A limitation of our analysis is that only three time points were collected, with significant attrition at follow-up year 3. Additional waves of data from the ABCD cohort will also allow for more complex models of change (e.g., nonlinear growth curves). A second limitation is that the outcome of “perceived risk” is compiled by questions that ask about other people's potential harm from substances. The children surveyed were 9–12 years old, and there was not significant cannabis consumption yet in this population (although this is also a strength of the analysis, as children's perception of cannabis risk before use is less likely to be confounded by their own use history).
In this sample <1% of children had ever tried cannabis. As cannabis use increases among the sample, our models can be adapted to include cannabis use as the outcome. Finally, to simplify complex models, we chose to control for only a small set of factors; a risk factor (impulsivity) and a protective factor (religiosity), which have both been shown to predict risk perception of substances, and demographic factors. However, there is a much larger list of variables, such as psychiatric/mental health variables, or any experiences that the participants had with people around them using cannabis, which could have been considered when assessing whether RCL status affects risk perception of cannabis.
Discovering factors that predict risk perception of cannabis, however, was not the goal of this analysis, which aimed to discover whether RCL status affected risk perception over time.

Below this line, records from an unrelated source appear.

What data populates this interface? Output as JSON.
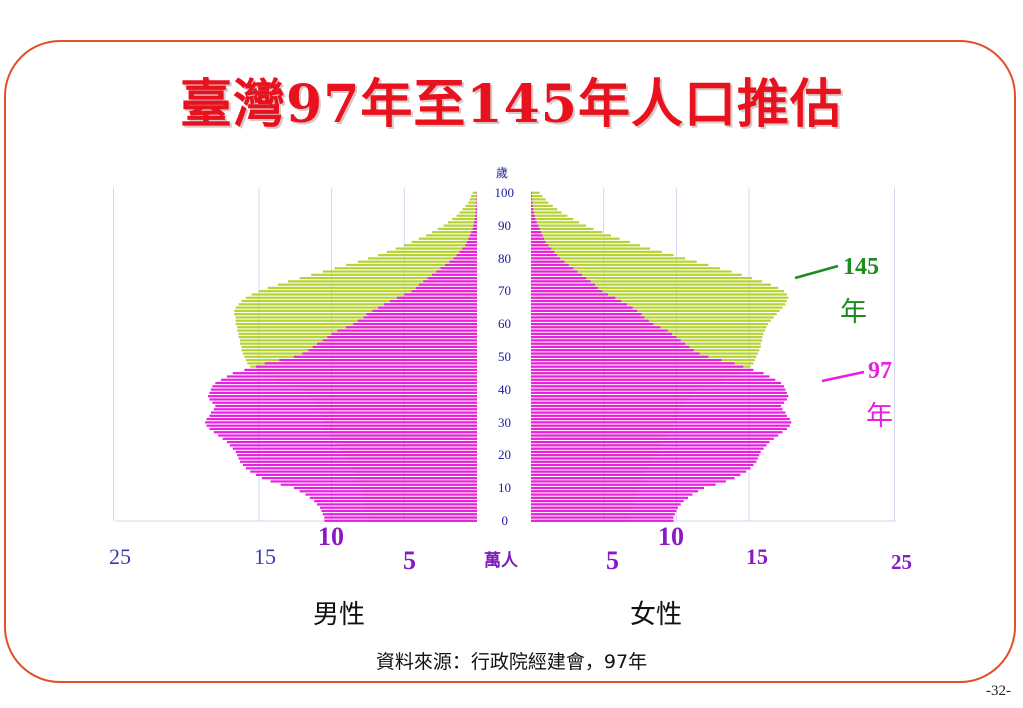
{
  "title": "臺灣97年至145年人口推估",
  "chart_data": {
    "type": "population-pyramid",
    "y_unit": "歲",
    "x_unit": "萬人",
    "y_ticks": [
      "100",
      "90",
      "80",
      "70",
      "60",
      "50",
      "40",
      "30",
      "20",
      "10",
      "0"
    ],
    "x_ticks_left": [
      "25",
      "15",
      "10",
      "5"
    ],
    "x_ticks_right": [
      "5",
      "10",
      "15",
      "25"
    ],
    "xlim": [
      0,
      25
    ],
    "ylim": [
      0,
      100
    ],
    "sides": {
      "left": "男性",
      "right": "女性"
    },
    "series": [
      {
        "name": "145年",
        "label_year": "145",
        "label_unit": "年",
        "color": "#b5d334",
        "male": [
          7.4,
          7.5,
          7.5,
          7.6,
          7.6,
          7.7,
          7.7,
          7.8,
          7.8,
          7.9,
          8.0,
          8.1,
          8.2,
          8.3,
          8.4,
          8.5,
          8.6,
          8.7,
          8.9,
          9.0,
          9.1,
          9.3,
          9.4,
          9.6,
          9.7,
          9.9,
          10.0,
          10.1,
          10.3,
          10.4,
          10.5,
          10.6,
          10.7,
          10.8,
          10.9,
          11.0,
          11.2,
          11.4,
          11.6,
          11.8,
          12.0,
          12.6,
          13.2,
          13.8,
          14.4,
          15.0,
          15.4,
          15.6,
          15.8,
          15.9,
          16.0,
          16.1,
          16.2,
          16.2,
          16.3,
          16.3,
          16.4,
          16.4,
          16.5,
          16.5,
          16.6,
          16.6,
          16.6,
          16.7,
          16.7,
          16.6,
          16.4,
          16.2,
          15.9,
          15.5,
          15.0,
          14.4,
          13.7,
          13.0,
          12.2,
          11.4,
          10.6,
          9.8,
          9.0,
          8.2,
          7.5,
          6.8,
          6.2,
          5.6,
          5.0,
          4.5,
          4.0,
          3.5,
          3.1,
          2.7,
          2.3,
          2.0,
          1.7,
          1.4,
          1.2,
          1.0,
          0.8,
          0.6,
          0.5,
          0.4,
          0.3
        ],
        "female": [
          6.8,
          6.9,
          6.9,
          7.0,
          7.0,
          7.1,
          7.1,
          7.2,
          7.2,
          7.3,
          7.4,
          7.5,
          7.6,
          7.7,
          7.8,
          7.9,
          8.0,
          8.1,
          8.3,
          8.4,
          8.5,
          8.7,
          8.8,
          9.0,
          9.1,
          9.3,
          9.4,
          9.5,
          9.7,
          9.8,
          9.9,
          10.0,
          10.1,
          10.2,
          10.3,
          10.4,
          10.6,
          10.8,
          11.0,
          11.2,
          11.4,
          12.0,
          12.6,
          13.2,
          13.8,
          14.4,
          14.9,
          15.1,
          15.3,
          15.4,
          15.5,
          15.6,
          15.7,
          15.8,
          15.8,
          15.9,
          15.9,
          16.0,
          16.1,
          16.2,
          16.3,
          16.5,
          16.7,
          16.9,
          17.1,
          17.3,
          17.5,
          17.6,
          17.7,
          17.6,
          17.4,
          17.0,
          16.5,
          15.9,
          15.2,
          14.5,
          13.8,
          13.0,
          12.2,
          11.4,
          10.6,
          9.8,
          9.0,
          8.2,
          7.5,
          6.8,
          6.1,
          5.5,
          4.9,
          4.3,
          3.8,
          3.3,
          2.9,
          2.5,
          2.1,
          1.8,
          1.5,
          1.2,
          1.0,
          0.8,
          0.6
        ]
      },
      {
        "name": "97年",
        "label_year": "97",
        "label_unit": "年",
        "color": "#e81ee0",
        "male": [
          10.5,
          10.5,
          10.6,
          10.7,
          10.8,
          11.0,
          11.2,
          11.5,
          11.8,
          12.2,
          12.6,
          13.5,
          14.2,
          14.8,
          15.2,
          15.6,
          15.9,
          16.1,
          16.3,
          16.4,
          16.5,
          16.6,
          16.8,
          17.0,
          17.2,
          17.5,
          17.8,
          18.1,
          18.4,
          18.6,
          18.7,
          18.6,
          18.4,
          18.3,
          18.1,
          18.0,
          18.2,
          18.4,
          18.5,
          18.4,
          18.3,
          18.2,
          18.0,
          17.6,
          17.2,
          16.8,
          16.0,
          15.2,
          14.6,
          13.6,
          12.6,
          12.0,
          11.6,
          11.3,
          11.0,
          10.6,
          10.3,
          10.0,
          9.6,
          9.0,
          8.5,
          8.2,
          7.8,
          7.6,
          7.2,
          6.8,
          6.4,
          6.0,
          5.5,
          5.0,
          4.5,
          4.2,
          4.0,
          3.7,
          3.4,
          3.1,
          2.8,
          2.5,
          2.2,
          1.9,
          1.6,
          1.4,
          1.2,
          1.0,
          0.8,
          0.7,
          0.6,
          0.5,
          0.4,
          0.3,
          0.25,
          0.2,
          0.15,
          0.12,
          0.1,
          0.08,
          0.06,
          0.05,
          0.04,
          0.03,
          0.02
        ],
        "female": [
          9.8,
          9.8,
          9.9,
          10.0,
          10.1,
          10.3,
          10.5,
          10.8,
          11.1,
          11.5,
          11.9,
          12.7,
          13.4,
          14.0,
          14.4,
          14.8,
          15.1,
          15.3,
          15.5,
          15.6,
          15.7,
          15.8,
          16.0,
          16.2,
          16.4,
          16.7,
          17.0,
          17.3,
          17.6,
          17.8,
          17.9,
          17.8,
          17.6,
          17.5,
          17.3,
          17.2,
          17.4,
          17.6,
          17.7,
          17.6,
          17.5,
          17.4,
          17.2,
          16.8,
          16.4,
          16.0,
          15.3,
          14.6,
          14.0,
          13.1,
          12.2,
          11.6,
          11.2,
          10.9,
          10.6,
          10.3,
          10.0,
          9.7,
          9.4,
          8.9,
          8.4,
          8.1,
          7.8,
          7.6,
          7.3,
          7.0,
          6.6,
          6.2,
          5.8,
          5.3,
          4.9,
          4.6,
          4.4,
          4.1,
          3.8,
          3.5,
          3.2,
          2.9,
          2.6,
          2.3,
          2.0,
          1.8,
          1.6,
          1.4,
          1.2,
          1.0,
          0.9,
          0.8,
          0.7,
          0.6,
          0.5,
          0.4,
          0.3,
          0.25,
          0.2,
          0.15,
          0.12,
          0.1,
          0.08,
          0.06,
          0.05
        ]
      }
    ]
  },
  "source_note": "資料來源：行政院經建會，97年",
  "page_number": "-32-"
}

Future analysis can examine factors such as psychiatric/mental health variables and other behavioral measures (peer substance use, sports team membership, parent substance use, etc.), to predict the factors that determine cannabis risk perception.

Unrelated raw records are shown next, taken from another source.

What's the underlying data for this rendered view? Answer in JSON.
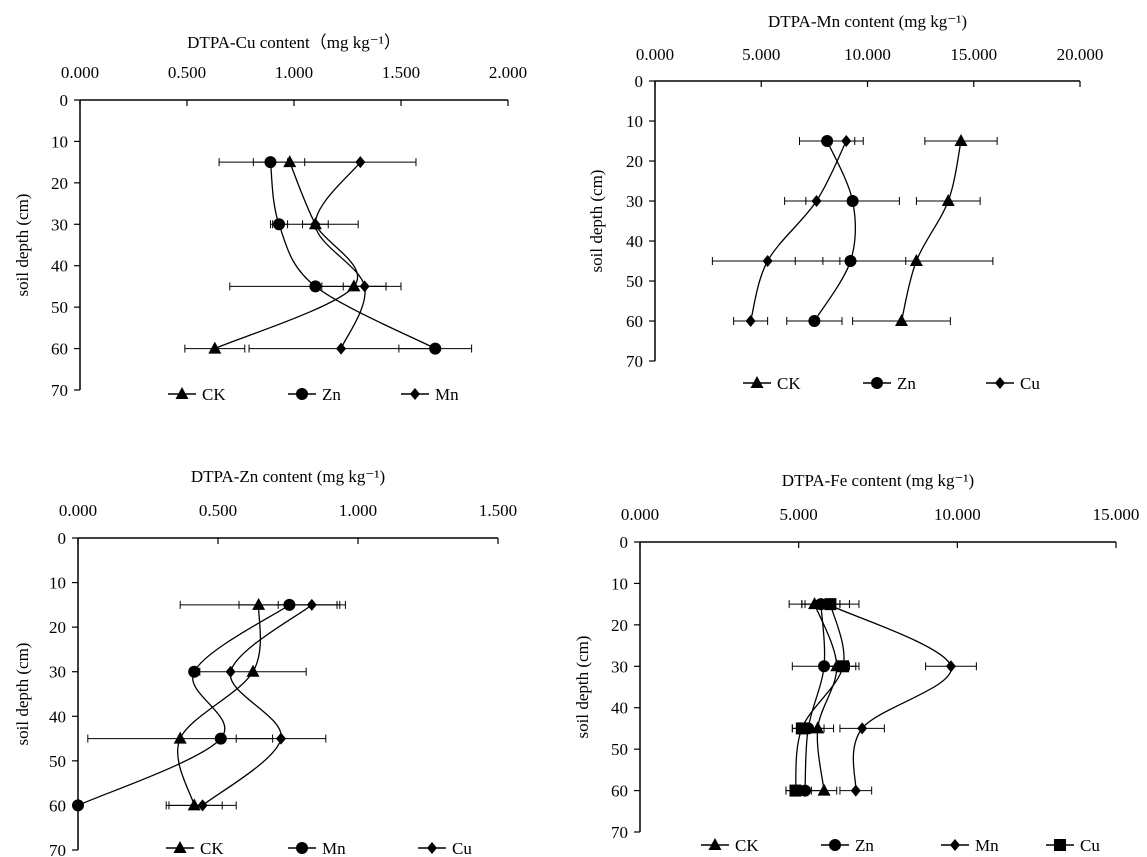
{
  "chart_data": [
    {
      "type": "line",
      "title": "DTPA-Cu content（mg kg⁻¹）",
      "xlabel": "DTPA-Cu content（mg kg⁻¹）",
      "ylabel": "soil depth (cm)",
      "xlim": [
        0,
        2
      ],
      "ylim": [
        0,
        70
      ],
      "x_ticks": [
        "0.000",
        "0.500",
        "1.000",
        "1.500",
        "2.000"
      ],
      "y_ticks": [
        "0",
        "10",
        "20",
        "30",
        "40",
        "50",
        "60",
        "70"
      ],
      "legend_position": "bottom",
      "y_reversed": true,
      "series": [
        {
          "name": "CK",
          "marker": "triangle",
          "points": [
            [
              0.98,
              15
            ],
            [
              1.1,
              30
            ],
            [
              1.28,
              45
            ],
            [
              0.63,
              60
            ]
          ],
          "errors": [
            0.33,
            0.06,
            0.15,
            0.14
          ]
        },
        {
          "name": "Zn",
          "marker": "circle",
          "points": [
            [
              0.89,
              15
            ],
            [
              0.93,
              30
            ],
            [
              1.1,
              45
            ],
            [
              1.66,
              60
            ]
          ],
          "errors": [
            0.08,
            0.04,
            0.4,
            0.17
          ]
        },
        {
          "name": "Mn",
          "marker": "diamond",
          "points": [
            [
              1.31,
              15
            ],
            [
              1.1,
              30
            ],
            [
              1.33,
              45
            ],
            [
              1.22,
              60
            ]
          ],
          "errors": [
            0.26,
            0.2,
            0.1,
            0.43
          ]
        }
      ]
    },
    {
      "type": "line",
      "title": "DTPA-Mn content (mg kg⁻¹)",
      "xlabel": "DTPA-Mn content (mg kg⁻¹)",
      "ylabel": "soil depth (cm)",
      "xlim": [
        0,
        20
      ],
      "ylim": [
        0,
        70
      ],
      "x_ticks": [
        "0.000",
        "5.000",
        "10.000",
        "15.000",
        "20.000"
      ],
      "y_ticks": [
        "0",
        "10",
        "20",
        "30",
        "40",
        "50",
        "60",
        "70"
      ],
      "legend_position": "bottom",
      "y_reversed": true,
      "series": [
        {
          "name": "CK",
          "marker": "triangle",
          "points": [
            [
              14.4,
              15
            ],
            [
              13.8,
              30
            ],
            [
              12.3,
              45
            ],
            [
              11.6,
              60
            ]
          ],
          "errors": [
            1.7,
            1.5,
            3.6,
            2.3
          ]
        },
        {
          "name": "Zn",
          "marker": "circle",
          "points": [
            [
              8.1,
              15
            ],
            [
              9.3,
              30
            ],
            [
              9.2,
              45
            ],
            [
              7.5,
              60
            ]
          ],
          "errors": [
            1.3,
            2.2,
            2.6,
            1.3
          ]
        },
        {
          "name": "Cu",
          "marker": "diamond",
          "points": [
            [
              9.0,
              15
            ],
            [
              7.6,
              30
            ],
            [
              5.3,
              45
            ],
            [
              4.5,
              60
            ]
          ],
          "errors": [
            0.8,
            1.5,
            2.6,
            0.8
          ]
        }
      ]
    },
    {
      "type": "line",
      "title": "DTPA-Zn content (mg kg⁻¹)",
      "xlabel": "DTPA-Zn content (mg kg⁻¹)",
      "ylabel": "soil depth (cm)",
      "xlim": [
        0,
        1.5
      ],
      "ylim": [
        0,
        70
      ],
      "x_ticks": [
        "0.000",
        "0.500",
        "1.000",
        "1.500"
      ],
      "y_ticks": [
        "0",
        "10",
        "20",
        "30",
        "40",
        "50",
        "60",
        "70"
      ],
      "legend_position": "bottom",
      "y_reversed": true,
      "series": [
        {
          "name": "CK",
          "marker": "triangle",
          "points": [
            [
              0.645,
              15
            ],
            [
              0.625,
              30
            ],
            [
              0.365,
              45
            ],
            [
              0.415,
              60
            ]
          ],
          "errors": [
            0.28,
            0.19,
            0.33,
            0.1
          ]
        },
        {
          "name": "Mn",
          "marker": "circle",
          "points": [
            [
              0.755,
              15
            ],
            [
              0.415,
              30
            ],
            [
              0.51,
              45
            ],
            [
              0.0,
              60
            ]
          ],
          "errors": [
            0.18,
            0.0,
            0.0,
            0.0
          ]
        },
        {
          "name": "Cu",
          "marker": "diamond",
          "points": [
            [
              0.835,
              15
            ],
            [
              0.545,
              30
            ],
            [
              0.725,
              45
            ],
            [
              0.445,
              60
            ]
          ],
          "errors": [
            0.12,
            0.0,
            0.16,
            0.12
          ]
        }
      ]
    },
    {
      "type": "line",
      "title": "DTPA-Fe content (mg kg⁻¹)",
      "xlabel": "DTPA-Fe content (mg kg⁻¹)",
      "ylabel": "soil depth (cm)",
      "xlim": [
        0,
        15
      ],
      "ylim": [
        0,
        70
      ],
      "x_ticks": [
        "0.000",
        "5.000",
        "10.000",
        "15.000"
      ],
      "y_ticks": [
        "0",
        "10",
        "20",
        "30",
        "40",
        "50",
        "60",
        "70"
      ],
      "legend_position": "bottom",
      "y_reversed": true,
      "series": [
        {
          "name": "CK",
          "marker": "triangle",
          "points": [
            [
              5.5,
              15
            ],
            [
              6.2,
              30
            ],
            [
              5.6,
              45
            ],
            [
              5.8,
              60
            ]
          ],
          "errors": [
            0.8,
            0.4,
            0.5,
            0.4
          ]
        },
        {
          "name": "Zn",
          "marker": "circle",
          "points": [
            [
              5.7,
              15
            ],
            [
              5.8,
              30
            ],
            [
              5.3,
              45
            ],
            [
              5.2,
              60
            ]
          ],
          "errors": [
            0.6,
            1.0,
            0.5,
            0.6
          ]
        },
        {
          "name": "Mn",
          "marker": "diamond",
          "points": [
            [
              5.9,
              15
            ],
            [
              9.8,
              30
            ],
            [
              7.0,
              45
            ],
            [
              6.8,
              60
            ]
          ],
          "errors": [
            0.7,
            0.8,
            0.7,
            0.5
          ]
        },
        {
          "name": "Cu",
          "marker": "square",
          "points": [
            [
              6.0,
              15
            ],
            [
              6.4,
              30
            ],
            [
              5.1,
              45
            ],
            [
              4.9,
              60
            ]
          ],
          "errors": [
            0.9,
            0.5,
            0.3,
            0.3
          ]
        }
      ]
    }
  ]
}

Despite these limitations, this analysis shows that state RCLs alone do not play a significant role is perception of cannabis risk in children. This could have important implications for prevention and for policy, as this report shows that individual child-level characteristics, rather than state policy, contribute to attitudes toward risk of cannabis.
Footnotes
Data Sharing Statement
The ABCD dataset is publicly available. All code used in the analyses can be provided by Jodi Gilman and Massachusetts General Hospital. Requests for all materials should be submitted to Jodi Gilman.
Authors' Contributions
J.M.G., J.L.R., and A.E.E. contributed to concept for the analysis. J.M.G., M.I., E.G.P., E.M.K., K.P., and B.T.C. contributed to the analysis and interpretation of the data. J.M.G., M.I., E.G.P., and E.M.K. drafted the article. B.T.C., J.L.R., and A.E.E. contributed to the critical revision of the article for important intellectual content.

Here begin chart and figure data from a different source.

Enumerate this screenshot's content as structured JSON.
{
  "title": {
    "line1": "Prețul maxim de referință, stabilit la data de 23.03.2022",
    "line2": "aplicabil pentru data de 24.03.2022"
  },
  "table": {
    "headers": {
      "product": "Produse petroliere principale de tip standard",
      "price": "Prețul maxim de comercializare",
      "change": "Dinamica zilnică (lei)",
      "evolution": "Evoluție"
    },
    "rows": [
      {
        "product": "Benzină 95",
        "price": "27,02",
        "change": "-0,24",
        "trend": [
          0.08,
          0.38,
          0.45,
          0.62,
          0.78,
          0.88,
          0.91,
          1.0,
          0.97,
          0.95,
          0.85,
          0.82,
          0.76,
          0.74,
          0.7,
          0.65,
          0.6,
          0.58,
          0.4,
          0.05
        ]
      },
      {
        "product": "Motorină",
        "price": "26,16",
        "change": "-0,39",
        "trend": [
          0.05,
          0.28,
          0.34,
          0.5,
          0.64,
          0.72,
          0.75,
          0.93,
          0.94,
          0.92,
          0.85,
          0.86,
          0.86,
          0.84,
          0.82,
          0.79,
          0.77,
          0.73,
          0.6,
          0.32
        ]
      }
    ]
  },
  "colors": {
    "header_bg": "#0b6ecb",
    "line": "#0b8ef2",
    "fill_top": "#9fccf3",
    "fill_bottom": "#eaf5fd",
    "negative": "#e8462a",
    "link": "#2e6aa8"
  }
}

Author Disclosure Statement
A.E.E. has served as a consultant to Charles River Analytics (NIDA SBIR grant) and Karuna Pharmaceuticals (Chair Data Monitoring Board). Other investigators report no potential conflicts.
Funding Information
This study was funded by K02DA052684-01A1; PI: J.M.G. and K24DA303444; PI A.E.E. The funder had no role in the design and conduct of the study; collection, management, analysis, and interpretation of the data; preparation, review, or approval of the article; and decision to submit the article for publication.